J. Craig Peery, Ph.D., LCSW, RPT-S is a Jungian oriented therapist in private practice.He is also a Senior Staff Clinical Social Worker at the university counseling center, and teaches in the Graduate School of Social Work, University of Utah, USA. Jungian Studies publications include: 'Archetype and object: Primary deintegration and primary love in analytical play therapy with young children', Journal of Analytical Psychology, 2002, 47, 407-420; Jungian analytical play therapy, in Charles Schaefer (Editor) Foundations of Play Therapy. New York: John Wiley. (In Press, 2003).

Andrew Samuels is Professor of Analytical Psychology at the University of Essex, Visiting Professor of Psychoanalytic Studies at Goldsmith's College, University of London and a Training Analyst of the Society of Analytical Psychology, London. Currently holds the Hans Loewald for distinguished services of the International Federation for Psychoanalytic Education.

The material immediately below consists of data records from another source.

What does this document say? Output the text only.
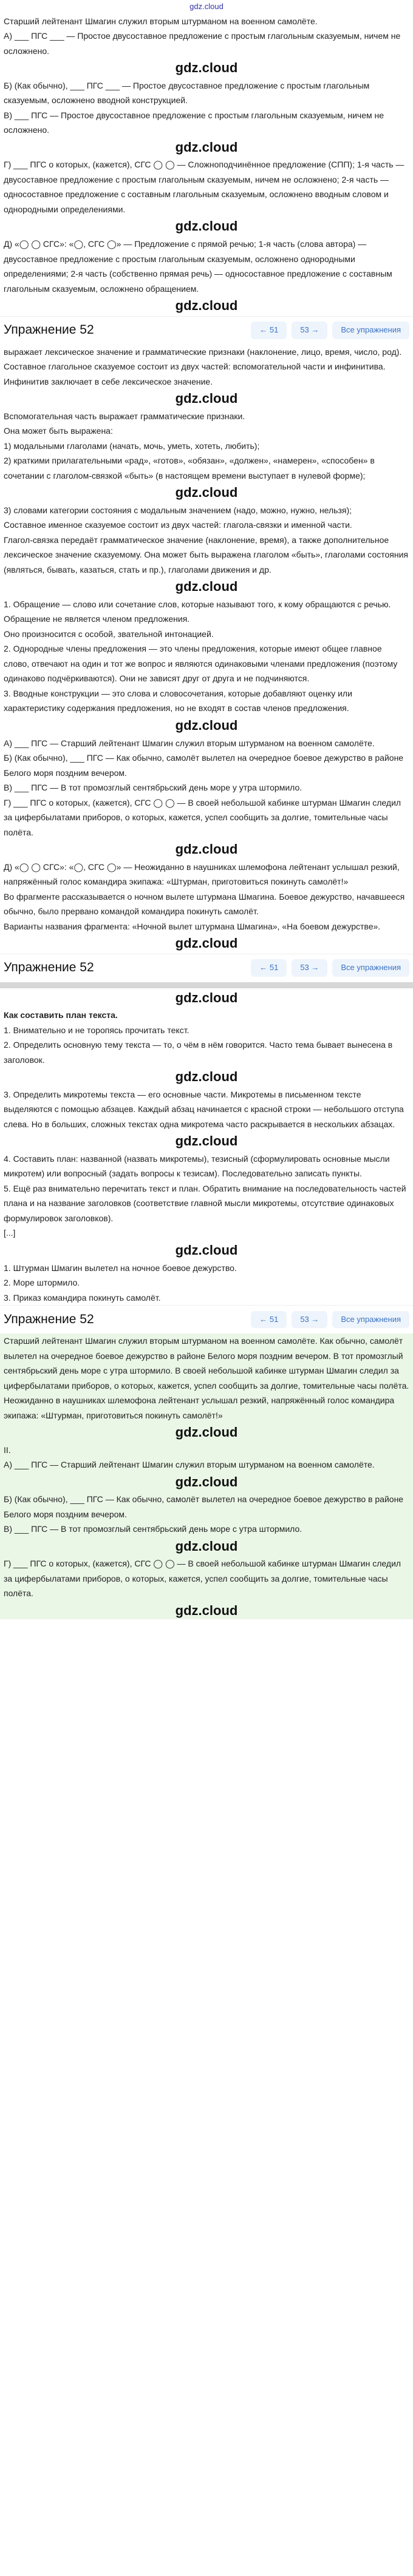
gdz.cloud

Старший лейтенант Шмагин служил вторым штурманом на военном самолёте.

А) ___ ПГС ___ — Простое двусоставное предложение с простым глагольным сказуемым, ничем не осложнено.

gdz.cloud

Б) (Как обычно), ___ ПГС ___ — Простое двусоставное предложение с простым глагольным сказуемым, осложнено вводной конструкцией.

В) ___ ПГС — Простое двусоставное предложение с простым глагольным сказуемым, ничем не осложнено.

gdz.cloud

Г) ___ ПГС о которых, (кажется), СГС ◯ ◯ — Сложноподчинённое предложение (СПП); 1-я часть — двусоставное предложение с простым глагольным сказуемым, ничем не осложнено; 2-я часть — односоставное предложение с составным глагольным сказуемым, осложнено вводным словом и однородными определениями.

gdz.cloud

Д) «◯ ◯ СГС»: «◯, СГС ◯» — Предложение с прямой речью; 1-я часть (слова автора) — двусоставное предложение с простым глагольным сказуемым, осложнено однородными определениями; 2-я часть (собственно прямая речь) — односоставное предложение с составным глагольным сказуемым, осложнено обращением.

gdz.cloud
Упражнение 52	← 51	53 →	Все упражнения

выражает лексическое значение и грамматические признаки (наклонение, лицо, время, число, род).

Составное глагольное сказуемое состоит из двух частей: вспомогательной части и инфинитива.

Инфинитив заключает в себе лексическое значение.

gdz.cloud

Вспомогательная часть выражает грамматические признаки.

Она может быть выражена:

1) модальными глаголами (начать, мочь, уметь, хотеть, любить);

2) краткими прилагательными «рад», «готов», «обязан», «должен», «намерен», «способен» в сочетании с глаголом-связкой «быть» (в настоящем времени выступает в нулевой форме);

gdz.cloud

3) словами категории состояния с модальным значением (надо, можно, нужно, нельзя);

Составное именное сказуемое состоит из двух частей: глагола-связки и именной части.

Глагол-связка передаёт грамматическое значение (наклонение, время), а также дополнительное лексическое значение сказуемому. Она может быть выражена глаголом «быть», глаголами состояния (являться, бывать, казаться, стать и пр.), глаголами движения и др.

gdz.cloud

1. Обращение — слово или сочетание слов, которые называют того, к кому обращаются с речью. Обращение не является членом предложения.

Оно произносится с особой, звательной интонацией.

2. Однородные члены предложения — это члены предложения, которые имеют общее главное слово, отвечают на один и тот же вопрос и являются одинаковыми членами предложения (поэтому одинаково подчёркиваются). Они не зависят друг от друга и не подчиняются.

3. Вводные конструкции — это слова и словосочетания, которые добавляют оценку или характеристику содержания предложения, но не входят в состав членов предложения.

gdz.cloud

А) ___ ПГС — Старший лейтенант Шмагин служил вторым штурманом на военном самолёте.

Б) (Как обычно), ___ ПГС — Как обычно, самолёт вылетел на очередное боевое дежурство в районе Белого моря поздним вечером.

В) ___ ПГС — В тот промозглый сентябрьский день море у утра штормило.

Г) ___ ПГС о которых, (кажется), СГС ◯ ◯ — В своей небольшой кабинке штурман Шмагин следил за цифербылатами приборов, о которых, кажется, успел сообщить за долгие, томительные часы полёта.

gdz.cloud

Д) «◯ ◯ СГС»: «◯, СГС ◯» — Неожиданно в наушниках шлемофона лейтенант услышал резкий, напряжённый голос командира экипажа: «Штурман, приготовиться покинуть самолёт!»

Во фрагменте рассказывается о ночном вылете штурмана Шмагина. Боевое дежурство, начавшееся обычно, было прервано командой командира покинуть самолёт.

Варианты названия фрагмента: «Ночной вылет штурмана Шмагина», «На боевом дежурстве».

gdz.cloud
Упражнение 52	← 51	53 →	Все упражнения
gdz.cloud

Как составить план текста.

1. Внимательно и не торопясь прочитать текст.

2. Определить основную тему текста — то, о чём в нём говорится. Часто тема бывает вынесена в заголовок.

gdz.cloud

3. Определить микротемы текста — его основные части. Микротемы в письменном тексте выделяются с помощью абзацев. Каждый абзац начинается с красной строки — небольшого отступа слева. Но в больших, сложных текстах одна микротема часто раскрывается в нескольких абзацах.

gdz.cloud

4. Составить план: названной (назвать микротемы), тезисный (сформулировать основные мысли микротем) или вопросный (задать вопросы к тезисам). Последовательно записать пункты.

5. Ещё раз внимательно перечитать текст и план. Обратить внимание на последовательность частей плана и на название заголовков (соответствие главной мысли микротемы, отсутствие одинаковых формулировок заголовков).

[...]

gdz.cloud

1. Штурман Шмагин вылетел на ночное боевое дежурство.

2. Море штормило.

3. Приказ командира покинуть самолёт.

Упражнение 52	← 51	53 →	Все упражнения

Старший лейтенант Шмагин служил вторым штурманом на военном самолёте. Как обычно, самолёт вылетел на очередное боевое дежурство в районе Белого моря поздним вечером. В тот промозглый сентябрьский день море с утра штормило. В своей небольшой кабинке штурман Шмагин следил за цифербылатами приборов, о которых, кажется, успел сообщить за долгие, томительные часы полёта. Неожиданно в наушниках шлемофона лейтенант услышал резкий, напряжённый голос командира экипажа: «Штурман, приготовиться покинуть самолёт!»

gdz.cloud

II.

А) ___ ПГС — Старший лейтенант Шмагин служил вторым штурманом на военном самолёте.

gdz.cloud

Б) (Как обычно), ___ ПГС — Как обычно, самолёт вылетел на очередное боевое дежурство в районе Белого моря поздним вечером.

В) ___ ПГС — В тот промозглый сентябрьский день море с утра штормило.

gdz.cloud

Г) ___ ПГС о которых, (кажется), СГС ◯ ◯ — В своей небольшой кабинке штурман Шмагин следил за цифербылатами приборов, о которых, кажется, успел сообщить за долгие, томительные часы полёта.

gdz.cloud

Publications include: Jung and thePost-Jungians (1985), A Critical Dictionary of Jungian Analysis (1986), The Father: Contemporary Jungian Perspectives (1986), The Plural Psyche:Personality, Morality and the Father (1989), Psychopathology:Contemporary Jungian Perspectives (1989), The Political Psyche (1993), and Politics on the Couch: Citizenship and the Internal Life (2001).

David Tacey is Associate Professor in Literature and Psychoanalytic Studies at La Trobe University, Melbourne, Australia. He teaches Jungian and Post-Jungian Studies, as well as courses on Spirituality andCultural Studies. He is the author of 85 articles and 6 books in the area of Jungian and Cultural Studies. Books include: 'Jung and the New Age' (Routledge, 2001) Remaking Men: Jung, Spirituality, and Social Change (Routledge, 1997) ReEnchantment (Harper Collins, 2000) Edge of the Sacred (Harper Collins, 1995) Patrick White: Fiction and the Unconscious (Oxford, 1988). His most recent book is a Jungian study of the rise of secular spirituality in modern Western democracies, and is called The Spirituality Revolution (Harper Collins, 2003).